In effetti proveniamo da background musicali abbastanza differenti e fra di noi c’è anche una certa differenza d’età. Alla fine, però, sia Pete che Chris si sono lasciati coinvolgere dalle canzoni che gli proponevo, uscendosene con grandi idee e belle parti strumentali
Nel vostro caso in che modo si è sviluppato il songwriting?
Solitamente quando concepisco un nuovo brano alle prove porto una linea vocale ed i riff di chitarra sui quali sto lavorando. Alcune volte ho già in mente le parti di basso e batteria, altre volte no. In molte delle canzoni che abbiamo composto c’è una leggera influenza legata al rock degli anni 60’ e 70’ mentre nei Karate avevamo un’attitudine abbastanza sperimentale. Credo che con gli Exit/Verse lo sviluppo delle partiture avvenga in maniera più naturale.

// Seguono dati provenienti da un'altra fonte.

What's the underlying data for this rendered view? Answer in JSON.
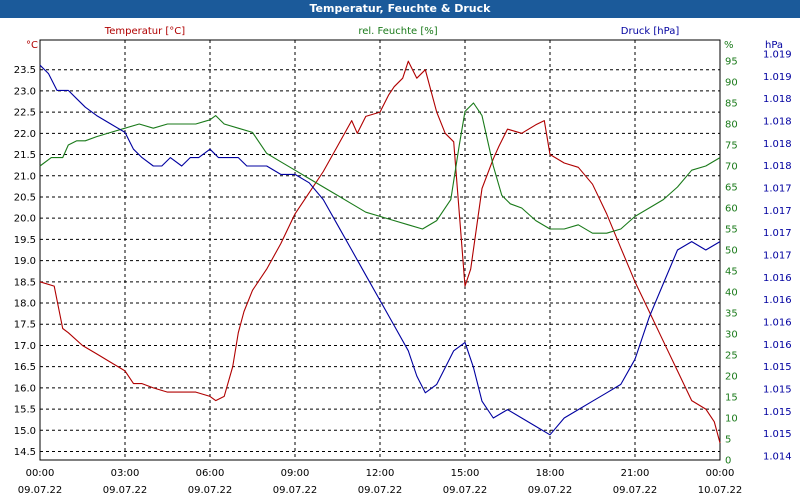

Sei tu quello che nella band si occupa di scrivere i testi?
Sì, come nei precedenti gruppi in cui sono stato, mi interesso io di questo aspetto. Per quanto riguarda le liriche degli Exit/Verse ho cercato di essere meno astratto rispetto a quanto avevo fatto nei Karate. Sai ormai ho 45 anni ed il mio modo di intendere la vita è cambiato rispetto a quando ero un ventenne. Al momento la sfida più interessante è quella di scrivere delle storie che raccontino il mio punto di vista. Non sono interessato a comporre delle heartbreak songs ma spesso ho voglia di esplorare argomenti politici e sociali riguardanti ciò che avviene intorno a me.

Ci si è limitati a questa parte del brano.